Quite frankly, Ronnie was the kindest, sweetest man I have even known. He was also a poet with an optimistic voice.

He always had a kind word for everyone. He was one of the few people in my life whose positive attitude made me want to step-up and just be better to get on his level. Hell, I think he loved the 90’s Chicago Bulls more than I did! I heard that he went quickly and unexpectedly, from a heart attack, but I don’t know the details.

It made me think about how we will all soon be parting from one another.

I’ve never dealt with this type of loss well; I tend to stuff it down where the feelings can’t hurt me anymore. And though we hadn’t spoken or kept in touch since our ship’s decommissioning ceremony, this is a most unkind cut that will take some time to stuff down.

Ron, your passing over was most unwelcome news. I’ll drink one for you. We have the watch, shipmate.

Day 10: Divine Healing

Image by Sanna Jågas from Pixabay 

Divine Healing

Gnosis
absorb, consume
breathe, inhale, know

Osmosis
residual perfume
unsheathed, impaled, flow

Symbiosis
mutual bloom
conceived, prevailed, nouveau

Wholeness
reverbing womb
perceived, unveiled, outgrow
***

R.I.P. Bill Withers

NaPoWriMo Day 10: The Challenge; the hay(na)ku):

Today’s prompt (optional, as always) is another one from the archives, first suggested to us by long-time Na/GloPoWriMo participant Vince Gotera. It’s the hay(na)ku). Created by the poet Eileen Tabios and named by Vince, the hay(na)ku is a variant on the haiku. A hay(na)ku consists of a three-line stanza, where the first line has one word, the second line has two words, and the third line has three words. You can write just one, or chain several together into a longer poem. For example, you could write a hay(na)ku sonnet, like the one that Vince himself wrote back during NaPoWriMo 2012!

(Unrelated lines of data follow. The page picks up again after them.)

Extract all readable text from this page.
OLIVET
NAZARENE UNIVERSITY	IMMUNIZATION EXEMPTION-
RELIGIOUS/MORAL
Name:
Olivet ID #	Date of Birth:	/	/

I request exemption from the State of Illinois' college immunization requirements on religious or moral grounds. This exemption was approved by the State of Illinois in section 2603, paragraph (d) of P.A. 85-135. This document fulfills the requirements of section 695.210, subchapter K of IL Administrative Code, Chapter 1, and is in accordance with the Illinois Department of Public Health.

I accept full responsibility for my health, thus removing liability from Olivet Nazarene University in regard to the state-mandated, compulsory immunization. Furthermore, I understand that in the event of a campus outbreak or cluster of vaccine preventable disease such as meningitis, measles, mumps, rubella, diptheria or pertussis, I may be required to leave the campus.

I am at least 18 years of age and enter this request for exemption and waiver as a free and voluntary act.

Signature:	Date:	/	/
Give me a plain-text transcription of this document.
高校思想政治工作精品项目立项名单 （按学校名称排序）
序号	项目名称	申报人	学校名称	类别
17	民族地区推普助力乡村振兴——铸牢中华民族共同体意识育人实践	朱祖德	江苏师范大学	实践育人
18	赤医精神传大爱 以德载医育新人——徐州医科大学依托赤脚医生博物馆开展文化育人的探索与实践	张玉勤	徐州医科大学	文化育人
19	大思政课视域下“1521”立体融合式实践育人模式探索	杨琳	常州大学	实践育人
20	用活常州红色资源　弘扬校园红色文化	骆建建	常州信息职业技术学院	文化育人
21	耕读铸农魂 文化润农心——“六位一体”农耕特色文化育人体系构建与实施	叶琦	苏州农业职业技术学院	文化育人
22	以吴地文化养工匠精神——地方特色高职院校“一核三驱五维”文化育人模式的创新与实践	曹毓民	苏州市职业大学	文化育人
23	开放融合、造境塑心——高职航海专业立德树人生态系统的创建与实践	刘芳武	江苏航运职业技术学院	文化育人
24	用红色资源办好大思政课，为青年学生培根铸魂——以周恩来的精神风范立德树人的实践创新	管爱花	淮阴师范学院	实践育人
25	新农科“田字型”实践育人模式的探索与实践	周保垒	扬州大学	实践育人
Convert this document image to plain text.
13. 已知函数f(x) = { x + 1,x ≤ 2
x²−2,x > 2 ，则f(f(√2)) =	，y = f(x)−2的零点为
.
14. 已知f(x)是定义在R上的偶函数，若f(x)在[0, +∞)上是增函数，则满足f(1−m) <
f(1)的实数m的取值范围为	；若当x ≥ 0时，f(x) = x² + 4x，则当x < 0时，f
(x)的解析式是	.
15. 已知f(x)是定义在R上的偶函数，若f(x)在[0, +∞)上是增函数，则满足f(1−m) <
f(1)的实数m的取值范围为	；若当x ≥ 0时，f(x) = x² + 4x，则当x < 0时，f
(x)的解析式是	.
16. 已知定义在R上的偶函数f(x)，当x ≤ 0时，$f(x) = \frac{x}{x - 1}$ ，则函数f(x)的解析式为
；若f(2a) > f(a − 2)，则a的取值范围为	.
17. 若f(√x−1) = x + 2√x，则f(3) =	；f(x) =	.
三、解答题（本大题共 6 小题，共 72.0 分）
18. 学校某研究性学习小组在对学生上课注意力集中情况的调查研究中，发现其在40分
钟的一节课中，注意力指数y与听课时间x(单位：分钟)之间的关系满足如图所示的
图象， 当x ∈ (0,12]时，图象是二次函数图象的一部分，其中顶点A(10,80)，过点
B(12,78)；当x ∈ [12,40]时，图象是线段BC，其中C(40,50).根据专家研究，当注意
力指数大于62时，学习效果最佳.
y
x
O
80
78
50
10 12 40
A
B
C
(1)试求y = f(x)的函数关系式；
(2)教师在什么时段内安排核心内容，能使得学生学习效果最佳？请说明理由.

This one was fun to tinker with. I could use a good breather micropoem prompt emphasizing brevity, but still, for some reason, I tend to overthink things. We could all use a breather from overthinking and licking our wounds that come from the isolation, fear, and unfathomable loss stemming from this COVID-19 pandemic. I’ve tried creating mostly escapist poetry, as many of my talented colleagues have already delved deep into the realism of our current state.

I know we’re all suffering in some way, and I also know that spring always returns. Hang in there, everyone.

Day 7: Iron Rain

Photo by Cedric Letsch on Unsplash

Iron Rain

Three-hundred, ninety years ago,
as millions of Central and West Africans
traveled involuntarily towards bondage
across the vast Atlantic in irons,
light began its unimaginable journey
of hundreds of trillions of miles
from an undiscovered star-system
where iron vapor condensed,
raining down from a night sky
of a planet twice the size of
our King Jupiter that none yet
on our good earth knew existed,
the faint light finally reaching
our astronomers last month.

News travels fast it seems,
but I guess for some,
not fast enough.
***

NaPoWriMo Day 7: Write a poem based on a news article. I chose the suggested article, “Researchers Discover Faraway Planet Where the Rain is Made of Iron”.